Could you talk about the two albums you chose to revisit for the performance?
They’re our two classic records. They’re the ones that are the biggest and most beloved of our catalog. I think if you were to ask anyone, “What Senses Fail song do you know?,” they would probably know a song off one of those two records. To me, they’re like the pinnacle of that emo sound from that era for our band. They make up a large chunk of my life when I was young in my early 20s and dealing with mental illness and addiction, coming of age and all the other good stuff that happens in your early 20s. Or bad stuff. [Laughs.]

I definitely think they are classics of an important moment in music. Does it feel different to revisit them now that we have some distance from that era?
We never really had any distance from them because it’s the songs we play and have always played in every iteration of the band, every era. I don’t even look at them as old because they’re so current to me. It’s weird. Obviously, I’m not the person I was when I wrote them. I’m not having the same issues or feelings. But these songs feel so relevant. It’s interesting because when you make a record, you think all the songs are good. You don’t know which one is going to be the one that connects.

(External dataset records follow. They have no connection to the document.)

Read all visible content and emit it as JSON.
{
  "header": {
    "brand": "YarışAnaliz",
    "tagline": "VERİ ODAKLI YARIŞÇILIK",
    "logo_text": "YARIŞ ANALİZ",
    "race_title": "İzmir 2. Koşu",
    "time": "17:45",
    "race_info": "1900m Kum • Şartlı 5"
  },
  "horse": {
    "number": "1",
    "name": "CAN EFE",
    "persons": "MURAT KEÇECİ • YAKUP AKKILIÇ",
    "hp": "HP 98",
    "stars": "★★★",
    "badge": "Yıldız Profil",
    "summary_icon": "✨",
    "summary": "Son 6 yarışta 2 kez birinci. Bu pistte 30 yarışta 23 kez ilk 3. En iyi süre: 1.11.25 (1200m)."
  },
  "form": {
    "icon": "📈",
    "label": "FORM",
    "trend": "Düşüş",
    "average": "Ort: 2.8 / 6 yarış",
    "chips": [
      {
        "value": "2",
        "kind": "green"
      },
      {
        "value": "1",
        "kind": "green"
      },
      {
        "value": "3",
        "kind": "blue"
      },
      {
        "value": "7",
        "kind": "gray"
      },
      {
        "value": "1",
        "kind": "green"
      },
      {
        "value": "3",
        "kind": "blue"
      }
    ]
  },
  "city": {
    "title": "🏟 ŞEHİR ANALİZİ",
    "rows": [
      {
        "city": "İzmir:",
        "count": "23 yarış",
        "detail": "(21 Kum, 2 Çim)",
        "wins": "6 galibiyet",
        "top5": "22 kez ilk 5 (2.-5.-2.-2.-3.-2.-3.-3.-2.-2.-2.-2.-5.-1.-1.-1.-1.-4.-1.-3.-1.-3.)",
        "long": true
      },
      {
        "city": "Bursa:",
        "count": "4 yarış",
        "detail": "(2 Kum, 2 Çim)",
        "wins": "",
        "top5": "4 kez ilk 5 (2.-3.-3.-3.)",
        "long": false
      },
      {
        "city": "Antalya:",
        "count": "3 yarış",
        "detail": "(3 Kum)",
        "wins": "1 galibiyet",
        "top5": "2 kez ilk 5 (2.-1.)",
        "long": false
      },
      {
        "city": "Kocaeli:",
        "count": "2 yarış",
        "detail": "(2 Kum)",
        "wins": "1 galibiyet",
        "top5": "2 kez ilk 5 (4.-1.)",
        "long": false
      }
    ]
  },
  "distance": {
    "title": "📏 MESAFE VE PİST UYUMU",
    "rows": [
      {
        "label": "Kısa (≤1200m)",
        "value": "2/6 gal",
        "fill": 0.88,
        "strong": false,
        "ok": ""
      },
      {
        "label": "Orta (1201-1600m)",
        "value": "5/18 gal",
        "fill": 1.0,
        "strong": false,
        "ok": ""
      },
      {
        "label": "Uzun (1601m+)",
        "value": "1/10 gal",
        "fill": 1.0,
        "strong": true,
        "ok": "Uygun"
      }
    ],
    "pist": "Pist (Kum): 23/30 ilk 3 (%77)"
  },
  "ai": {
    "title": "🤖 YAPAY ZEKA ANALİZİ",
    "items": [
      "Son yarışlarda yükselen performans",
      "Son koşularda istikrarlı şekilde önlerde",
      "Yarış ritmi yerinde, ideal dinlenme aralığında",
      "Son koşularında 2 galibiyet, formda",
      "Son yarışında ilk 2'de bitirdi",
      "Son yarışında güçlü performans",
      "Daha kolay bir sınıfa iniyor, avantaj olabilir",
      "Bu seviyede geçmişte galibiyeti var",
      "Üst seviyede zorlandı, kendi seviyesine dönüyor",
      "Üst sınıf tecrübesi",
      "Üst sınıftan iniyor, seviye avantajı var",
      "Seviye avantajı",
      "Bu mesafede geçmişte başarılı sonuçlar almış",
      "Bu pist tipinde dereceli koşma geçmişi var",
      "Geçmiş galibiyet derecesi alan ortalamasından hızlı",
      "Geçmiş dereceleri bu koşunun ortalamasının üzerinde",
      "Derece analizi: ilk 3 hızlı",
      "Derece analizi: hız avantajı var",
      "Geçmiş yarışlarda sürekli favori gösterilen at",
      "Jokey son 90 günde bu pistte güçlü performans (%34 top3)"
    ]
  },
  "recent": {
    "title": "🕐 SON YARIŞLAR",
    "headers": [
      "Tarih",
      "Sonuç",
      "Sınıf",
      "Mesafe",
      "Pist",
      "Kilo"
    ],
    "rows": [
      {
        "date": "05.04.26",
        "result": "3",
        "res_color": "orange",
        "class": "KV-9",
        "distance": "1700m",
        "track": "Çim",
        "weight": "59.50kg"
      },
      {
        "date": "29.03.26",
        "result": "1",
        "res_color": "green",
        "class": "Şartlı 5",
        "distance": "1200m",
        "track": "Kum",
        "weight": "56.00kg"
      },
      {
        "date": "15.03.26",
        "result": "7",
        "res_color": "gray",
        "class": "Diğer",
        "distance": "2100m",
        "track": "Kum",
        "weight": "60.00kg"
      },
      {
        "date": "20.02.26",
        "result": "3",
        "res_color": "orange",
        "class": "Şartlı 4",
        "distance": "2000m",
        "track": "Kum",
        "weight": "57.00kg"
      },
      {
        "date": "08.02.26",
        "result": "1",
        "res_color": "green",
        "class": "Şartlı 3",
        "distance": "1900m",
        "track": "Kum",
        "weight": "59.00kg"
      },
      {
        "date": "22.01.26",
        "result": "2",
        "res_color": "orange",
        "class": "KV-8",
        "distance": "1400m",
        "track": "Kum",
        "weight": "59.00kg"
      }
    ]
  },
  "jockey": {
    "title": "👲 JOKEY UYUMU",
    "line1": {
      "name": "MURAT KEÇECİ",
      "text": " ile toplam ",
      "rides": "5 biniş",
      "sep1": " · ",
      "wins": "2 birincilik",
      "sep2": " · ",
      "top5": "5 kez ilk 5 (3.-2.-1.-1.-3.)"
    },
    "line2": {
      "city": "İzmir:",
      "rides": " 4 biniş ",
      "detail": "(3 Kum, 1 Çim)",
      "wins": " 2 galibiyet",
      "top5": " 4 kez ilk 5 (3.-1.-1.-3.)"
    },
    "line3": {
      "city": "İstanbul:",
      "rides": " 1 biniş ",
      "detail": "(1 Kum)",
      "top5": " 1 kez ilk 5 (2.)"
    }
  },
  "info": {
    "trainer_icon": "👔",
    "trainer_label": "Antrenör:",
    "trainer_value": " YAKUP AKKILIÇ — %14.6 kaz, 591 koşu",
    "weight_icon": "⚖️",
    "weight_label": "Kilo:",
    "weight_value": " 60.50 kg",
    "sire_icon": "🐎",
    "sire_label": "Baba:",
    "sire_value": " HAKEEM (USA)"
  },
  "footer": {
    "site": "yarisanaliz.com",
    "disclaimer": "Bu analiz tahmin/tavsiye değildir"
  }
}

The thing is, you hope you have one that’s a success, but you never know which one that’ll be. You don’t really have control over what you end up having to play for the rest of your career. “Can’t Be Saved” or a song like that, it’s in every set we’ve ever played since that record came out, and it never won’t be. So it never feels like it’s an old song because I’m always playing it. Some of the other songs feel like, “Man, this didn’t age well.” [Laughs.]

The songs that did age well are the songs that we always play, that don’t have weird screaming or overly aggressive, misogynistic vocals—quirks of the era that definitely didn’t stand the test of time. And then you have a song like “Can’t Be Saved,” which just is a good song. It can be played now, it can be played 20 years ago and it can hopefully be played 20 years from now.